What does HPAI look like in dairy cattle?


Editor’s note: As of April 8, the Association of Bovine Practitioners is referring to an HPAI infection in cattle as BIAV: bovine influenza A virus.

For the first time, highly pathogenic avian influenza (HPAI) has been confirmed in dairy cows. Cattle in the Texas panhandle first tested positive for the virus, but more dairy cattle have tested positive in other states, including Michigan and Ohio, since the initial finding. At this time, there have been no reported cases in dairy or beef cattle in Canada.

HPAI virus is largely fatal in chickens and turkeys and for many wild bird species that carry and spread the disease along migratory routes.

Veterinarians in the U.S. are learning more about how HPAI presents in dairy cattle, but there are still many unknowns as to how the virus spreads between animals.

The National Milk Producers Federation hosted a webinar to share multiple perspectives on what is known — and not known — about the disease. Brandon Treichler, DVM, was part of a team presenting the most recent findings of how HPAI has presented in dairy cattle to date. He has been working directly with herds impacted by the disease.

What is known, based on the herds in the U.S., is that symptoms of the disease include a significant decrease in rumen activity, decreased feed intake, a significant drop in milk production, changes in milk consistency, and changes in manure texture.
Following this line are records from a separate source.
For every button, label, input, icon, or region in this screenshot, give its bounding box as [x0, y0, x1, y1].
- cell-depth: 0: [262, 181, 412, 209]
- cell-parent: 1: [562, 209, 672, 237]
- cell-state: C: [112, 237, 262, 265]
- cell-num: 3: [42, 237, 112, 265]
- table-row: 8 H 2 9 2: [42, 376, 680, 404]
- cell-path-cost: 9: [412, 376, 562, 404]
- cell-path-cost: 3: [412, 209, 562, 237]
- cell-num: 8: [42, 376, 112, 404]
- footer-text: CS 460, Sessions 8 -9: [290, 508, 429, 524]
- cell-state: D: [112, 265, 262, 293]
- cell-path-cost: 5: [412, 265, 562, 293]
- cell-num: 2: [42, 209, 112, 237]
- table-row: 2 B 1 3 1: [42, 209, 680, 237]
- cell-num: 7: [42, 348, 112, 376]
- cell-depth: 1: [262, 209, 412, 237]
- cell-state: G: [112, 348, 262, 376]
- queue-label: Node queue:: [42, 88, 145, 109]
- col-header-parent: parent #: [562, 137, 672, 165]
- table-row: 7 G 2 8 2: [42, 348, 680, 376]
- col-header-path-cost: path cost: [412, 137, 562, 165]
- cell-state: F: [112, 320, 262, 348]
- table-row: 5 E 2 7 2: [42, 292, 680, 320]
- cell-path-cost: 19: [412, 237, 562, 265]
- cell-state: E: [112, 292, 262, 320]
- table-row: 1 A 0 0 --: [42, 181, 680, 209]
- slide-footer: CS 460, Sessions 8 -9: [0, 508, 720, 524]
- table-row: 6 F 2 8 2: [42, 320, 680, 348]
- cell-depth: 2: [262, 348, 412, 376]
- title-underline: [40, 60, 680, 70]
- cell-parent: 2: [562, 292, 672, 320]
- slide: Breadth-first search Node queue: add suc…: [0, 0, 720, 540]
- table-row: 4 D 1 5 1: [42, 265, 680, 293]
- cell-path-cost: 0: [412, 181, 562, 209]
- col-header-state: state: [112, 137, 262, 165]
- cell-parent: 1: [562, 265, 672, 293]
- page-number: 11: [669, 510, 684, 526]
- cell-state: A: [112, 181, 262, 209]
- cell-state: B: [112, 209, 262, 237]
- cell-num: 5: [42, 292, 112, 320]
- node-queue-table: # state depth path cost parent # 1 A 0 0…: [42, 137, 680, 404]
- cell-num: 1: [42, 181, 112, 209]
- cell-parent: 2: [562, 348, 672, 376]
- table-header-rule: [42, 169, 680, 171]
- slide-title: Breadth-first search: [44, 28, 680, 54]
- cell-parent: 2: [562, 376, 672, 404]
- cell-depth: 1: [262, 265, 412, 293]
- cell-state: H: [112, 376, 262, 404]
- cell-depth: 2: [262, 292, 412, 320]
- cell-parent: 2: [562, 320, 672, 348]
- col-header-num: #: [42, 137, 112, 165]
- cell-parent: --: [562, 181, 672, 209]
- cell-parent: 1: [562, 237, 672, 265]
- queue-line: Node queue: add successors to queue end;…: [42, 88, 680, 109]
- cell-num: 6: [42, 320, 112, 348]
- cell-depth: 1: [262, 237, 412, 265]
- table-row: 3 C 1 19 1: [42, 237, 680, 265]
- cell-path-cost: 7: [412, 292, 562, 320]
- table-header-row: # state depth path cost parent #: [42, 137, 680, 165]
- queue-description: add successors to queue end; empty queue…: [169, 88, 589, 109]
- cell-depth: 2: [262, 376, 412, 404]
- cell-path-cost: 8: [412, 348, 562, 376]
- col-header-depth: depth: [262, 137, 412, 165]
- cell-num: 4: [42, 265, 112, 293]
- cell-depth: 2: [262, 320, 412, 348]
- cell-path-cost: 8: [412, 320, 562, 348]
Treichler says that the drop in rumen activity can be seen on tracking collars very quickly and is stark. Manure becomes dry, likely due to decreased fluid intake. Supportive care, including supplementary fluids, has proven most effective, he says. Antibiotics are not required unless a secondary infection occurs.

Not all infected cattle present with a fever. Older, mid-lactation cows seem to be more impacted in terms of severity, but younger animals have still tested positive. One, a few or all quarters of the udder may see a change in milk consistency, with milk becoming thicker and more yellow, similar to colostrum. At this time, some cows have dried off during the 10 to 14 days of sickness and have not returned to lactation. Initially, this led to culling heavily, prior to producers or vets knowing that HPAI was the cause.

Positive tests have been drawn from milk samples — unpasteurized milk and colostrum should not be consumed by calves (or humans) as a precaution. Pasteurization kills any pathogen present. Meat and milk from sick animals is highly unlikely to have entered the food chain, however, risk to human health of any exposure is extremely low. To date, no positive HPAI tests have been drawn from meat.

Producers are encouraged to step up biosecurity protocols to not only limit animal exposure to birds and bird droppings, but also to cattle from other farms. Limiting people movement, adhering to sanitation protocols on shared equipment, i.e. trailers, is also recommended, however, at this time there isn’t a full understanding of how HPAI spreads between animals.

In Canada, while no cattle have yet tested positive, migratory birds that may carry HPAI are already overhead. Producers have been alerted to symptoms to watch for and are encouraged to call their vet if they suspect HPAI. All producers are encouraged to review and implement biosecurity measures.